Poster Board III-169
Cord blood derived mesenchymal stem cells (CB-MSC) have been identified as an alternative cell source to bone marrow derived mesenchymal stem cells (BM-MSC) and adipose tissue derived mesenchymal stem cells (AT-MSC) for use in regenerative medicine. However, the low frequency of these cells in cord blood (CB) has led to conflicting reports of its efficacy and this, in turn, has been the main reason limiting their clinical use thus far. We searched for critical factors determining successful isolation of CB-MSC from more than 300 units of CB donated to two public CB banks using a range of different collection methods for CB. We applied several processing and culture methods to identify an optimal method for isolating CB-MSC. Proliferative, in vitro differentiation ability and immunosuppressive ability of CB-MSC were compared with BM- and AT-MSC. CB-MSC cultured with scaffolds were transplanted to nude mice. Additionally, chromosomal stability of CB-MSC after long-term culture was analyzed.
CB was collected after obtaining informed consent at two collection facilities: either while the placenta was in utero, or after the delivery of the placenta (ex utero). The mononuclear cells (MNC) were isolated by Ficoll-Paque (FP) density gradient centrifugation or other methods and subjected to a colony forming unit-fibroblast (CFU-F) assay. Their ability to differentiate into osteoblasts, chondorocytes, and adipocytes was tested in vitro and in vivo. Specific genes for differentiation to the mesoderm lineage were identified by RT-PCR. Immunosuppression by CB-MSC was tested by addition of cells to phytohemagglutinin (PHA) activated human T cells and to mixed lymphocyte reactions. Karyotypes of expanded CB-MSC were analyzed. Osteogenesis and chondrogenesis of CB-MSC in vivo were examined by transplantation of CB-MSC with scaffolds (β-TCP block, collagen sponge) subcutaneously to nude mice.

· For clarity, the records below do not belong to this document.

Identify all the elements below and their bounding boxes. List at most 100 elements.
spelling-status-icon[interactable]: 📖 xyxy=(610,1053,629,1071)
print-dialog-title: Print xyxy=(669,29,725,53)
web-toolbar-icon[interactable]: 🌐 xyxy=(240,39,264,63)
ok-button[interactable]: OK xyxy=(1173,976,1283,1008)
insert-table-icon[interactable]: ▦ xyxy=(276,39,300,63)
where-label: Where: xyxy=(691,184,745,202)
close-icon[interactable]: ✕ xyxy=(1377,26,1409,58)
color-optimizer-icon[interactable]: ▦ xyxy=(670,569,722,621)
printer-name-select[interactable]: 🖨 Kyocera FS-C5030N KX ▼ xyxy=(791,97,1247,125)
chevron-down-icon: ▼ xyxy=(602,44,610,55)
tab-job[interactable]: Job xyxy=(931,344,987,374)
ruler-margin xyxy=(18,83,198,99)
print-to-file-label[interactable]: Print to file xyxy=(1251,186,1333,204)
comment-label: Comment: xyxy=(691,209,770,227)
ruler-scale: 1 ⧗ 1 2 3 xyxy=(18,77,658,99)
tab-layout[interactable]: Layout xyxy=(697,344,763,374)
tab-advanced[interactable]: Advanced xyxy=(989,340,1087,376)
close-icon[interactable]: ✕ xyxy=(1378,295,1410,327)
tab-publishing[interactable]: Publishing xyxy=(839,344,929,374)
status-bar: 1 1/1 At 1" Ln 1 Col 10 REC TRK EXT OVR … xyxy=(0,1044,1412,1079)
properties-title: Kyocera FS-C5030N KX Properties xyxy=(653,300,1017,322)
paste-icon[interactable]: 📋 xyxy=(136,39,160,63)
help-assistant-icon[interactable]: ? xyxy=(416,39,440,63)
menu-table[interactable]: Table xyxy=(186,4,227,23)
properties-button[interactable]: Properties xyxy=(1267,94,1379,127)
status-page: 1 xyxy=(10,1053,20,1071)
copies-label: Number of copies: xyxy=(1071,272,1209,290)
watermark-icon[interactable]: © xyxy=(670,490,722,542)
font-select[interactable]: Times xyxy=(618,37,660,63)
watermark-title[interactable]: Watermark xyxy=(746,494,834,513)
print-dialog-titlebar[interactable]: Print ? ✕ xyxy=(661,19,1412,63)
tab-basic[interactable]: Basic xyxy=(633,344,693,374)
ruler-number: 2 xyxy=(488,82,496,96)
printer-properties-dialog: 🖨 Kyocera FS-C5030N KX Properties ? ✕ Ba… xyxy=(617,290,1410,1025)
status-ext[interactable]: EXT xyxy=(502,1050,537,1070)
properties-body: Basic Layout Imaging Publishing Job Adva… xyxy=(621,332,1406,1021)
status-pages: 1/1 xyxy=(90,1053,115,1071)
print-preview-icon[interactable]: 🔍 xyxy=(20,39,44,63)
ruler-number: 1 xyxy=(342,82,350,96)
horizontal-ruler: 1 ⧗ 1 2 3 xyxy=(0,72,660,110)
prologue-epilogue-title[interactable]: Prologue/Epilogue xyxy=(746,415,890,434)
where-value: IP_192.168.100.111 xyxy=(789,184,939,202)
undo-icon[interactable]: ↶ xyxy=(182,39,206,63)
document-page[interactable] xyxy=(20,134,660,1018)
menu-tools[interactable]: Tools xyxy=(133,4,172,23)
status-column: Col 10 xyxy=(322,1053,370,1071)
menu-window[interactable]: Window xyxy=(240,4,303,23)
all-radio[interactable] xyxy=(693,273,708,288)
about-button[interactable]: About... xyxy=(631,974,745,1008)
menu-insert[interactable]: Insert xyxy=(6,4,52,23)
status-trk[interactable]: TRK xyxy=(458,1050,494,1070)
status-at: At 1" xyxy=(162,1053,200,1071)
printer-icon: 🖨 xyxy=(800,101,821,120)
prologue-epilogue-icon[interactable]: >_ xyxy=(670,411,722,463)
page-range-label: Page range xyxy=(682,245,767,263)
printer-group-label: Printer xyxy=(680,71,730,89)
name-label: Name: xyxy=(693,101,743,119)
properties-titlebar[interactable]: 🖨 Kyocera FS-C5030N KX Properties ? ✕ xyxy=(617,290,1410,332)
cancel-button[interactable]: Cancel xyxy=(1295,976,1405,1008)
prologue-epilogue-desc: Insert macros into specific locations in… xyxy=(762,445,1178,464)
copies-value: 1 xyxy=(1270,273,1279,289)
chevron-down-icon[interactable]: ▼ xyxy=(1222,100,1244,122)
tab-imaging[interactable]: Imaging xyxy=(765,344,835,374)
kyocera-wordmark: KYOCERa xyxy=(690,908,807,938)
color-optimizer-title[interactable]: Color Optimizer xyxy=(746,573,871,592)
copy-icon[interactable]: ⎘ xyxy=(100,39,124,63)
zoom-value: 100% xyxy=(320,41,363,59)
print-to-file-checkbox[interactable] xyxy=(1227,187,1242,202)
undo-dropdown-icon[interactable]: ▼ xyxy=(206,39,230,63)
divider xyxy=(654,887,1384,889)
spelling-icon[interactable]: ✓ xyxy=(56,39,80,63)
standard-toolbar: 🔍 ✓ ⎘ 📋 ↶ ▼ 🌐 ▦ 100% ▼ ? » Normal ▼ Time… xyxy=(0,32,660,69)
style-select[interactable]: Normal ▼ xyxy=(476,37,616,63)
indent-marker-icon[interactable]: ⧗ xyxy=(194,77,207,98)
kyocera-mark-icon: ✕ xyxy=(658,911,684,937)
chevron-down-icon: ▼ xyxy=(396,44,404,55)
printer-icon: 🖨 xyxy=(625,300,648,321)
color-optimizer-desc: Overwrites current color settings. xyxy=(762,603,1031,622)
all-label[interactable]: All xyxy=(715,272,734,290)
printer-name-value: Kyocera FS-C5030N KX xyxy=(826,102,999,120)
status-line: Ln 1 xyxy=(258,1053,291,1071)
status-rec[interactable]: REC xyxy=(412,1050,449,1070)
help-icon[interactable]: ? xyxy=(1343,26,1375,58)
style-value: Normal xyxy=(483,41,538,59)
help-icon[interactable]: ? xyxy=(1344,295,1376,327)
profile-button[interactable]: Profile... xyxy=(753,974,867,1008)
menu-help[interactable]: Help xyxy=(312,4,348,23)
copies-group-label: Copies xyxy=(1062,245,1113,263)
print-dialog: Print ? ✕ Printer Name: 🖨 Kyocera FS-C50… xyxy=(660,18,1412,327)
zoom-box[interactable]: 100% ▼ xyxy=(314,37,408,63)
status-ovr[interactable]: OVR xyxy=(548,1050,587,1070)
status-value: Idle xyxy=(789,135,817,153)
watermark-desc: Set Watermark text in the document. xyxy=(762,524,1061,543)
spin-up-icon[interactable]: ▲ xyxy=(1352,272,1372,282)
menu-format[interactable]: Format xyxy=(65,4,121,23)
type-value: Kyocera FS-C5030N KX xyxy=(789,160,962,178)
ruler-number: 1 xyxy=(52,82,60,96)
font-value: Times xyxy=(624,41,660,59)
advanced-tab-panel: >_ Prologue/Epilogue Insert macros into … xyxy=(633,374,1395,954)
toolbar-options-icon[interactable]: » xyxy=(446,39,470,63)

CB-MSCs capable of proliferating were isolated from 121 units of 307 units of CB (63.1 ± 20.7 ml w/o anticoagulant). Two critical factors contributing to the success rate of isolating CB-MSC were: interval between collection of CB and processing of cells, and CB volume. When the interval was less than 2 hours there was a marked increase in success, S, according to the equation S=0.55*t-0.4316, (R2>0.99, n=81). There was also a more modest increase in S from increasing volume: S=0.0034*V (ml) + 0.2244, (R2>0.85, n=249). When both volume was higher than 90 ml and time was shorter than 5 hours, the success rate increased to 84.6%. The mean number of clonies from the units was calculated to be 1.59 ± 1.48 CFU /108 MNC (n=40) and 2.7 ± 2.3 CFU/CB unit. Variation in isolation and culture methods of did not improve the success rate. Most CB-MSC isolated grew rapidly and proliferated at more than 40 PDL (>15 passages), whereas BM-MSC and AT-MSC stopped proliferating at about 10 PDL. The CB-MSC showed higher differentiation ability to chondrocytes more than BM-MSC and AT-MSC. In vivo osteogenesis and chondrogenesis were observed when CB-MSC cultured with scaffolds were transplanted subcutaneously to nude mice. CB-MSC suppressed proliferation of lymphocytes stimilated allogeneically (mixed lymphocyte reaction) and by PHA as the dose of cells increased similar to finding with BM-MSC and AT-MSC. Gene expression related to the differentiation to the mesenchymal lineage indicated that CB-MSC can differentiate towards osteoblasts and chondrocytes. CB-MSC derived cell lines maintained normal karyotypes when the cells were cultured up to 40 PDL.
Among several factors possibly responsible for success in isolating CB-MSC, time between delivery and processing was decisive and volume was also critical. Even though the frequency of CB-MSC was much lower initially than BM-MSC, the high proliferation rate of these cells should allow expansion to cell numbers adequate for clinical use. High proliferation rate combined with high differentiation capability and the karyotype stability after long culture, indicate that CB-MSC should be a potential practical source of MSC for regenerative medicine.
No relevant conflicts of interest to declare.
Asterisk with author names denotes non-ASH members.